Small Crops Bringing in Big Bucks


POSTED: Thursday, July 12, 2012 - 4:18pm

UPDATED: Friday, July 13, 2012 - 7:33am

Yahweh's in Harlingen practices all natural farming on three small acres of land.

"It's the best decision we've ever made," said Yahweh's owner, Diana Padilla.

Saul Padilla and his wife, Diana used to grow for just themselves, but three years ago decided to try their luck at small farming.
Saul comes from a long line of farmers and says it's something he's always wanted to do.

"We want to plant vegetables, but not only vegetables...healthy vegetables without chemicals and all natural," said Saul Padilla.

They say there's a huge demand for organic farming in the Valley.

"We don't use the machines to grow the vegetables. Almost everything is by hand. We just prepare the land with the tractor and the rest is by hand," said Padilla.

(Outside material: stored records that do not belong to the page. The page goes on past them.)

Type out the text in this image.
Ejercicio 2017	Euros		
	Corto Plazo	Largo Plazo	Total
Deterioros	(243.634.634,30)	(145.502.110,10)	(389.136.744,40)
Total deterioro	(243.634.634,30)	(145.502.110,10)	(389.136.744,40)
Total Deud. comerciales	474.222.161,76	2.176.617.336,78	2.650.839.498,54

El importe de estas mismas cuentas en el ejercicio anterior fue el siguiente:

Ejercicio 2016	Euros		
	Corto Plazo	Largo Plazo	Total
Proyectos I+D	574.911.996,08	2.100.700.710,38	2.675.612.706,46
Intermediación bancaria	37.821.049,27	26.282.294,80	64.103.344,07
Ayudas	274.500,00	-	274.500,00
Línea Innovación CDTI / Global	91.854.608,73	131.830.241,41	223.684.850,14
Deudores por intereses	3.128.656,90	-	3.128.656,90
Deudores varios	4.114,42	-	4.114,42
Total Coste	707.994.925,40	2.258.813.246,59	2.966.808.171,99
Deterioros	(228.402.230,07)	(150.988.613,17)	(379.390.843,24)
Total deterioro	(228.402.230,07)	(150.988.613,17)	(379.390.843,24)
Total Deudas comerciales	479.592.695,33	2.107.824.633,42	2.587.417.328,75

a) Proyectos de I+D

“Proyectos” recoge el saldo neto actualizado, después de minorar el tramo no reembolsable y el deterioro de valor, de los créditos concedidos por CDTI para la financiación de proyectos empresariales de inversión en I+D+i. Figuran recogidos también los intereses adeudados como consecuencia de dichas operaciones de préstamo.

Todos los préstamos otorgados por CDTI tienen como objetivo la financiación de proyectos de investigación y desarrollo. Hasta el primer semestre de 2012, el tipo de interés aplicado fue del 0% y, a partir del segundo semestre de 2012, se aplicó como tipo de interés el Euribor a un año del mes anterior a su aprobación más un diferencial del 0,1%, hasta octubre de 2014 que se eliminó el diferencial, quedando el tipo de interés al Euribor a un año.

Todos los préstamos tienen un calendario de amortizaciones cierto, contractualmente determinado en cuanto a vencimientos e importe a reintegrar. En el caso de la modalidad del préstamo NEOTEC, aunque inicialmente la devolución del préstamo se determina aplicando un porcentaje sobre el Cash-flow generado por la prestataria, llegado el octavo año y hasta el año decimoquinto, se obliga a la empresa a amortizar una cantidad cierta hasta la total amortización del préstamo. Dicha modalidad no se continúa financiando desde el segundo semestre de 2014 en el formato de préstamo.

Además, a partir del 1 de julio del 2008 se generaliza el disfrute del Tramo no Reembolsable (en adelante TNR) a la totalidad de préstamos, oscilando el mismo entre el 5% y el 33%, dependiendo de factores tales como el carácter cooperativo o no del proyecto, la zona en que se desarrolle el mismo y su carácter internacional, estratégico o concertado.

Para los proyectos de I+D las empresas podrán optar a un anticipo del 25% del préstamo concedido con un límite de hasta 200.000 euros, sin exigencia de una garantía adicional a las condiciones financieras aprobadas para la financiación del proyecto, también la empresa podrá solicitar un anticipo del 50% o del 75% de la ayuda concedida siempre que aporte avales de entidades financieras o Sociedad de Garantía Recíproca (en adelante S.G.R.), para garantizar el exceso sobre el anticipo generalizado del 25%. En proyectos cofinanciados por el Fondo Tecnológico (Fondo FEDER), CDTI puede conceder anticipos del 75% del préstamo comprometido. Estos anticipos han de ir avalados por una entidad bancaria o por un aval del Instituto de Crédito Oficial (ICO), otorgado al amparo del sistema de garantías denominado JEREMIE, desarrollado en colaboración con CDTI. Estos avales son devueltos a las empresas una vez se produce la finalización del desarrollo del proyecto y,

It can bring in big bucks. The Texas Agri-Life Extension Service in Weslaco says families can earn up to $45,000 a year.

There's a lot of people with half an acre, 4 or 5 acres of land and they can make money off it. It can be a business, a family business," said Dr. Luis Ribera.

A small farmer isn't going to have the waste of leftover produce like a large market farmer would, because this squash and these peppers are spoken for.

People actually prepay for their vegetables and we plan to grow them.

The planning can be tedious and take a lot of work.

"So, we'll plan how many days is it gonna take to plant it and what we're gonna give them and what season at what time," said Padilla.

Last year the Padillas had nearly 60 people they sold their produce to.  This year they plan to expand to 7 acres and sell to 100 people.

"If you know how many members you're going to have and how much you're going to grow, you're not going to lose so much money," said Padilla.

While big farmers plant acres and acres of one vegetable. the Padillas plant many rows of different types of vegetables.

"I believe if we had more small growers, custom growers like we're growing, that the Valley would benefit," said Padilla.

The padillas say the days are long, but the job is something they enjoy doing, so it doesn't seem like work at all.